In the hours and days after, caffeine, alcohol, and nicotine can all lower the threshold for another attack. If you’re close enough to the person to have this conversation, it’s worth mentioning gently. Regular relaxation practice, even 10 to 20 minutes a day of slow breathing or progressive muscle relaxation, can reduce the frequency and severity of future episodes over time.

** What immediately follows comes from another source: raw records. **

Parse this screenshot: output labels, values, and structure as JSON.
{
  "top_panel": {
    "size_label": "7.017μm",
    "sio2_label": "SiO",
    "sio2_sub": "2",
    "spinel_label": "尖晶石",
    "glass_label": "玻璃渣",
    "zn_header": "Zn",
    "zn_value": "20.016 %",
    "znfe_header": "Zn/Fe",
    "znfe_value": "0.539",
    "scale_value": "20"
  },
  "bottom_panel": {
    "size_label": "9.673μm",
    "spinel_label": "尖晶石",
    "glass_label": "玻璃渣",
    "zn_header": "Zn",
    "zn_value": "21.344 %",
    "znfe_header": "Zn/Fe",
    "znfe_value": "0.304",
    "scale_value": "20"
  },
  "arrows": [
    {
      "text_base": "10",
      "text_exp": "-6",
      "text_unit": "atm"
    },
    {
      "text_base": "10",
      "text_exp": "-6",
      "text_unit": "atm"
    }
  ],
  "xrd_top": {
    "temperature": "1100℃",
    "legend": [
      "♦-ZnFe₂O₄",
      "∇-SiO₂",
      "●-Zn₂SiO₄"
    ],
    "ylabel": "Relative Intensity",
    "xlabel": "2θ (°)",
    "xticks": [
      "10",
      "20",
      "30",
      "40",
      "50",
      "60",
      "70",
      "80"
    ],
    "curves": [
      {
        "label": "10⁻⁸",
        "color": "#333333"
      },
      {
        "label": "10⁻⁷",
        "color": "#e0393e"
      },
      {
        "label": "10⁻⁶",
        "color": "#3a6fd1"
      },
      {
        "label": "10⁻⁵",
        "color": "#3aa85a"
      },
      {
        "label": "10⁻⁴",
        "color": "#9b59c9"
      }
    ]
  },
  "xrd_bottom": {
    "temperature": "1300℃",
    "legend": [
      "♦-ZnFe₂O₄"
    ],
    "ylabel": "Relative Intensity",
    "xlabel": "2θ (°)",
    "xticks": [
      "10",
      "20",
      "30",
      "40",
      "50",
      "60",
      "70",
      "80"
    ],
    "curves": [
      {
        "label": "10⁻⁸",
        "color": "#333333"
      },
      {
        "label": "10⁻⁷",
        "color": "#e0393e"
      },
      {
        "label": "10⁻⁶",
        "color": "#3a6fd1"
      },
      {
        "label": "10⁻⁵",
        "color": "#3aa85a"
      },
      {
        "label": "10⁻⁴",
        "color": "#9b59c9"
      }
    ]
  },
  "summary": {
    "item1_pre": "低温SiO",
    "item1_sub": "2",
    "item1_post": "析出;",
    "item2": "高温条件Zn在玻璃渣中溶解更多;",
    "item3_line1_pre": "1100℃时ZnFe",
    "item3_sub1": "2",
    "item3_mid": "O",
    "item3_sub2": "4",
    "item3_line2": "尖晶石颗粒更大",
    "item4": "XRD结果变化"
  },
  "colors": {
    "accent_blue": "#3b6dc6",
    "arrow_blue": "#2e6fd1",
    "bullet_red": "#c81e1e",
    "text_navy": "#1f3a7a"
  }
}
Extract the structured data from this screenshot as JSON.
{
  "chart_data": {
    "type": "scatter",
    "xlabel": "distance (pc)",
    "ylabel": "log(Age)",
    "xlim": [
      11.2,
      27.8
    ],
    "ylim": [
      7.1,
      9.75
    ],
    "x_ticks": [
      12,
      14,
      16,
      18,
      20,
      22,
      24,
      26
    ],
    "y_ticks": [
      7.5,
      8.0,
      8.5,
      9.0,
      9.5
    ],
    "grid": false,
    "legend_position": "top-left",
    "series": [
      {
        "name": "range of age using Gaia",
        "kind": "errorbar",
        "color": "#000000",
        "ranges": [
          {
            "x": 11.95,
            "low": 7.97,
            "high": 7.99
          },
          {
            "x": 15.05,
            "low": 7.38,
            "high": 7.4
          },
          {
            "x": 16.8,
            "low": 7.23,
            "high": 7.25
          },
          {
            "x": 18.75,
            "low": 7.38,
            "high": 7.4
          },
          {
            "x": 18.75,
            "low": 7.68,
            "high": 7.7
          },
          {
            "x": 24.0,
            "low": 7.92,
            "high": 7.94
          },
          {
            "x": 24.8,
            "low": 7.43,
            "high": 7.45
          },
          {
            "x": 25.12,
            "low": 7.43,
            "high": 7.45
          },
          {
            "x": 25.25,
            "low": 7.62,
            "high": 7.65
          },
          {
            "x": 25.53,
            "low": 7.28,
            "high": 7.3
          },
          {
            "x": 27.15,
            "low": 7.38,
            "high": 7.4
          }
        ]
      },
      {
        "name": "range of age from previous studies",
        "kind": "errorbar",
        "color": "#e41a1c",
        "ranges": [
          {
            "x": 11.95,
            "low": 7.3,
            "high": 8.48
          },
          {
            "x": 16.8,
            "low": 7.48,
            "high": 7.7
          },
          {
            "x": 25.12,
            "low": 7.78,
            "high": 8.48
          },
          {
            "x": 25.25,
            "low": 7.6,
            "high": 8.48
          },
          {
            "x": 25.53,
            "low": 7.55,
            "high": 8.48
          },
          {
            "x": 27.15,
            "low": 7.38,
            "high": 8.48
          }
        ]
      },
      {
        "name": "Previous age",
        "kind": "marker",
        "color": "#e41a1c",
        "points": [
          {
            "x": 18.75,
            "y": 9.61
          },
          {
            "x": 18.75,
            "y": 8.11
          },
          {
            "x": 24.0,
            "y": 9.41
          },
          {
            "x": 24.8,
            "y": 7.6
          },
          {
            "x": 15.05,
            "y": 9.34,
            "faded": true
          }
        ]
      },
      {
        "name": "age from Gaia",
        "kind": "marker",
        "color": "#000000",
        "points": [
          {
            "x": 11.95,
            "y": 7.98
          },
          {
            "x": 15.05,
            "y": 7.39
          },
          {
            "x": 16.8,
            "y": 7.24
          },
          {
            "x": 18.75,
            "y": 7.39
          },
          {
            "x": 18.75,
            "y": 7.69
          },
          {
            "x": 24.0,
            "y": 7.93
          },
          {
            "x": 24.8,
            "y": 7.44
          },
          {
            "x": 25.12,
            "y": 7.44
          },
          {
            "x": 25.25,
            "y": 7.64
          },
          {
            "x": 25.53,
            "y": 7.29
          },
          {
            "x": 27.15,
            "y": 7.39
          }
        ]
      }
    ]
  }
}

When Panic Attacks Keep Happening
A single panic attack doesn’t mean someone has a panic disorder. Many people have one or two in their lifetime during periods of extreme stress and never have another. But when attacks become recurrent, or when the person starts avoiding places and situations out of fear that an attack might strike, that pattern points toward something that benefits from professional support. Cognitive behavioral therapy is one of the most effective treatments, and it specifically targets the cycle of fear and avoidance that keeps panic disorder going.
If someone you care about is having repeated attacks, the most helpful thing you can do beyond the immediate crisis is normalize getting help. Panic disorder is common, well understood, and highly treatable. Framing therapy as a practical skill-building tool, not a sign of weakness, makes it easier for someone to take that step.